Die Jahreszeit der Dichter und Denker

Landkreis Stade. Feuchte Spinnennetze leuchten morgens im Licht der aufgehenden Sonne. Von den Bäumen fallende Eicheln prasseln auf Autodächer, das Laub auf den Bäumen verfärbt sich und wird von Tag zu Tag bunter. Einige Blumen blühen wieder. Die Bauern fahren ihre Ernte ein. Quirlige Hornissen sausen durch die Luft und es wird kälter: Der Herbst hat viele eindrucksvolle Facetten. 

Viele Menschen sprechen auch von dem Altweibersommer. Dieser Begriff hat aber nichts mit Weibern (längst veraltet werden ältere Frauen so bezeichnet) zu tun. Sondern der Begriff stammt von Spinnen, die im September und Oktober lange Fäden weben. Weiber ist ein ursprünglicher Begriff von „Weben“. Mit den Fäden, die junge Spinnen weben, segeln sie durch die Luft. 

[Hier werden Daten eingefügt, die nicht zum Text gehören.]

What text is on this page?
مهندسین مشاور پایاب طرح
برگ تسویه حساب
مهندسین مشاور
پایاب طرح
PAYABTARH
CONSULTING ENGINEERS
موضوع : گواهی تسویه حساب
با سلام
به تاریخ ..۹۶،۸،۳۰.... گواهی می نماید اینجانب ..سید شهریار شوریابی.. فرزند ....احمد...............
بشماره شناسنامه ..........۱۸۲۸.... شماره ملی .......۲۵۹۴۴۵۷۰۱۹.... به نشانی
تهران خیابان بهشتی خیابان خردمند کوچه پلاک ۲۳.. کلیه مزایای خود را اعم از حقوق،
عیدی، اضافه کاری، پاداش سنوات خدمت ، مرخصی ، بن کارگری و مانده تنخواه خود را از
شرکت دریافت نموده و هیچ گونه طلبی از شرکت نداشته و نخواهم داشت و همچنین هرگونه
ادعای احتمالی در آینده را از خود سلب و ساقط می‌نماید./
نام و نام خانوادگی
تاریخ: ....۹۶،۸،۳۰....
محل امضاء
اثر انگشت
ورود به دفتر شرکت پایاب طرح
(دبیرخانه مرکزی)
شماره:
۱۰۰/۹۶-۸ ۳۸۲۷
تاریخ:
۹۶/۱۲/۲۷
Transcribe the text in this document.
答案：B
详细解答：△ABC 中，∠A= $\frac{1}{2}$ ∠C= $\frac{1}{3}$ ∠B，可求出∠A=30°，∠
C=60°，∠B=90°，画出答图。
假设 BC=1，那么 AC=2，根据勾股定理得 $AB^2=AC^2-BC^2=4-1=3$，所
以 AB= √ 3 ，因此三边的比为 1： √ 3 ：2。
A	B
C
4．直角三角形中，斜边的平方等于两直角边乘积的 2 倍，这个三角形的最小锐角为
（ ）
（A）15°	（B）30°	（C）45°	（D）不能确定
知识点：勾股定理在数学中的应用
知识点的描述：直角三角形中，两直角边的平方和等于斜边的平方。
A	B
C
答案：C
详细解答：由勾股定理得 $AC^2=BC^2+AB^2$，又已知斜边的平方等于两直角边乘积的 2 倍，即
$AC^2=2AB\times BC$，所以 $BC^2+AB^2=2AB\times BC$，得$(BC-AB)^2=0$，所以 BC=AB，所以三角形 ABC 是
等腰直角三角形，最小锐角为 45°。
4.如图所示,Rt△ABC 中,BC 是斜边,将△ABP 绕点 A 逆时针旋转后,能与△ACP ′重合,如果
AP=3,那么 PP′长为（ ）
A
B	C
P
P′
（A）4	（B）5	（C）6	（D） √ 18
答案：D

Im Frühherbst wird es in den Nächten schon recht kalt und in den frühen Morgenstunden bildet sich Tau, der die Spinnenweben deutlich erkennen lässt. Die Fäden glitzern im Sonnenlicht beinahe wie graue Haare. Hier kommen nun doch die „alten Weiber“ ins Spiel. Es verbreitete sich früher das Märchen, alte Frauen hätten beim Kämmen ihre Haare verloren. Die Fäden sollen Menschen, an denen sie kleben bleiben, Glück bringen. 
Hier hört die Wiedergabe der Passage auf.